TronFlow alignment pipeline
Version 1

Workflow Type: Nextflow

TronFlow alignment pipeline

The TronFlow alignment pipeline is part of a collection of computational workflows for tumor-normal pair somatic variant calling.

This pipeline aligns paired and single end FASTQ files with BWA aln and mem algorithms and with BWA mem 2. For RNA-seq STAR is also supported. To increase sensitivity of novel junctions use --star_two_pass_mode (recommended for RNAseq variant calling). It also includes an initial step of read trimming using FASTP.

How to run it

Run it from GitHub as follows:

nextflow run tron-bioinformatics/tronflow-alignment -profile conda --input_files $input --output $output --algorithm aln --library paired

Otherwise download the project and run as follows:

nextflow -profile conda --input_files $input --output $output --algorithm aln --library paired

Find the help as follows:

$ nextflow run tron-bioinformatics/tronflow-alignment  --help
N E X T F L O W  ~  version 19.07.0
Launching `` [intergalactic_shannon] - revision: e707c77d7b

    nextflow --input_files input_files [--reference reference.fasta]

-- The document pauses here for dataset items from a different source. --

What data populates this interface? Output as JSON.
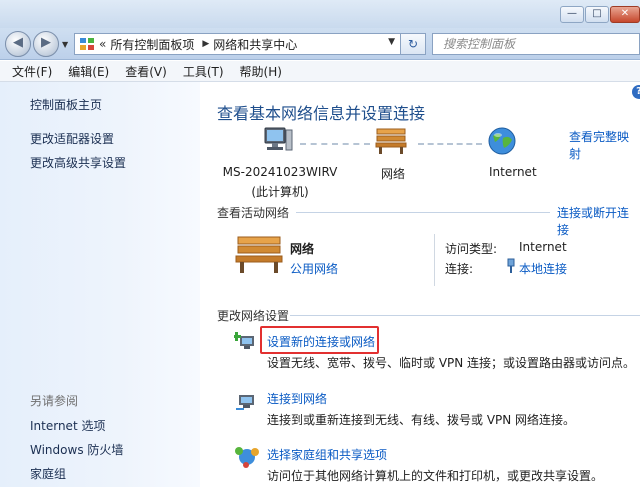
{
  "window": {
    "minimize": "—",
    "maximize": "□",
    "close": "✕"
  },
  "nav": {
    "back": "◀",
    "forward": "▶",
    "address": {
      "chevron": "«",
      "crumbs": [
        "所有控制面板项",
        "网络和共享中心"
      ],
      "separator": "▶"
    },
    "search_placeholder": "搜索控制面板"
  },
  "menu": [
    "文件(F)",
    "编辑(E)",
    "查看(V)",
    "工具(T)",
    "帮助(H)"
  ],
  "sidebar": {
    "links": [
      "控制面板主页",
      "更改适配器设置",
      "更改高级共享设置"
    ],
    "see_also_title": "另请参阅",
    "see_also": [
      "Internet 选项",
      "Windows 防火墙",
      "家庭组"
    ]
  },
  "main": {
    "title": "查看基本网络信息并设置连接",
    "view_full_map": "查看完整映射",
    "map": {
      "computer_name": "MS-20241023WIRV",
      "computer_sub": "(此计算机)",
      "network": "网络",
      "internet": "Internet"
    },
    "active_networks": {
      "header": "查看活动网络",
      "connect_disconnect": "连接或断开连接",
      "name": "网络",
      "type": "公用网络",
      "access_label": "访问类型:",
      "access_value": "Internet",
      "connection_label": "连接:",
      "connection_value": "本地连接"
    },
    "change_settings": {
      "header": "更改网络设置",
      "items": [
        {
          "title": "设置新的连接或网络",
          "desc": "设置无线、宽带、拨号、临时或 VPN 连接；或设置路由器或访问点。"
        },
        {
          "title": "连接到网络",
          "desc": "连接到或重新连接到无线、有线、拨号或 VPN 网络连接。"
        },
        {
          "title": "选择家庭组和共享选项",
          "desc": "访问位于其他网络计算机上的文件和打印机，或更改共享设置。"
        }
      ]
    }
  },
  "colors": {
    "link": "#0a5bc4",
    "title": "#1e4e8c",
    "highlight_box": "#e23030"
  }
}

    * input_fastq1: the path to a FASTQ file (incompatible with --input_files)
    * input_files: the path to a tab-separated values file containing in each row the sample name and two paired FASTQs (incompatible with --fastq1 and --fastq2)
    when `--library paired`, or a single FASTQ file when `--library single`
    Example input file:
    name1	fastq1.1	fastq1.2
    name2	fastq2.1	fastq2.2
    * reference: path to the indexed FASTA genome reference or the star reference folder in case of using star

Optional input:
    * input_fastq2: the path to a second FASTQ file (incompatible with --input_files, incompatible with --library paired)
    * output: the folder where to publish output (default: output)
    * algorithm: determines the BWA algorithm, either `aln`, `mem`, `mem2` or `star` (default `aln`)
    * library: determines whether the sequencing library is paired or single end, either `paired` or `single` (default `paired`)
    * cpus: determines the number of CPUs for each job, with the exception of bwa sampe and samse steps which are not parallelized (default: 8)
    * memory: determines the memory required by each job (default: 32g)
    * inception: if enabled it uses an inception, only valid for BWA aln, it requires a fast file system such as flash (default: false)
    * skip_trimming: skips the read trimming step
    * star_two_pass_mode: activates STAR two-pass mode, increasing sensitivity of novel junction discovery, recommended for RNA variant calling (default: false)
    * additional_args: additional alignment arguments, only effective in BWA mem, BWA mem 2 and STAR (default: none) 

    * A BAM file \${name}.bam and its index
    * FASTP read trimming stats report in HTML format \${name.fastp_stats.html}
    * FASTP read trimming stats report in JSON format \${name.fastp_stats.json}

Input tables

The table with FASTQ files expects two tab-separated columns without a header

Sample name FASTQ 1 FASTQ 2
sample_1 /path/to/sample_1.1.fastq /path/to/sample_1.2.fastq
sample_2 /path/to/sample_2.1.fastq /path/to/sample_2.2.fastq

Reference genome

The reference genome has to be provided in FASTA format and it requires two set of indexes:

  • FAI index. Create with samtools faidx your.fasta
  • BWA indexes. Create with bwa index your.fasta

For bwa-mem2 a specific index is needed:

bwa-mem2 index your.fasta

For star a reference folder prepared with star has to be provided. In order to prepare it will need the reference genome in FASTA format and the gene annotations in GTF format. Run a command as follows:

STAR --runMode genomeGenerate --genomeDir $YOUR_FOLDER --genomeFastaFiles $YOUR_FASTA --sjdbGTFfile $YOUR_GTF


  • Li H. and Durbin R. (2010) Fast and accurate long-read alignment with Burrows-Wheeler Transform. Bioinformatics, Epub.
  • Shifu Chen, Yanqing Zhou, Yaru Chen, Jia Gu; fastp: an ultra-fast all-in-one FASTQ preprocessor, Bioinformatics, Volume 34, Issue 17, 1 September 2018, Pages i884–i890,
  • Vasimuddin Md, Sanchit Misra, Heng Li, Srinivas Aluru. Efficient Architecture-Aware Acceleration of BWA-MEM for Multicore Systems. IEEE Parallel and Distributed Processing Symposium (IPDPS), 2019.
  • Dobin A, Davis CA, Schlesinger F, Drenkow J, Zaleski C, Jha S, Batut P, Chaisson M, Gingeras TR. STAR: ultrafast universal RNA-seq aligner. Bioinformatics. 2013 Jan 1;29(1):15-21. doi: 10.1093/bioinformatics/bts635. Epub 2012 Oct 25. PMID: 23104886; PMCID: PMC3530905.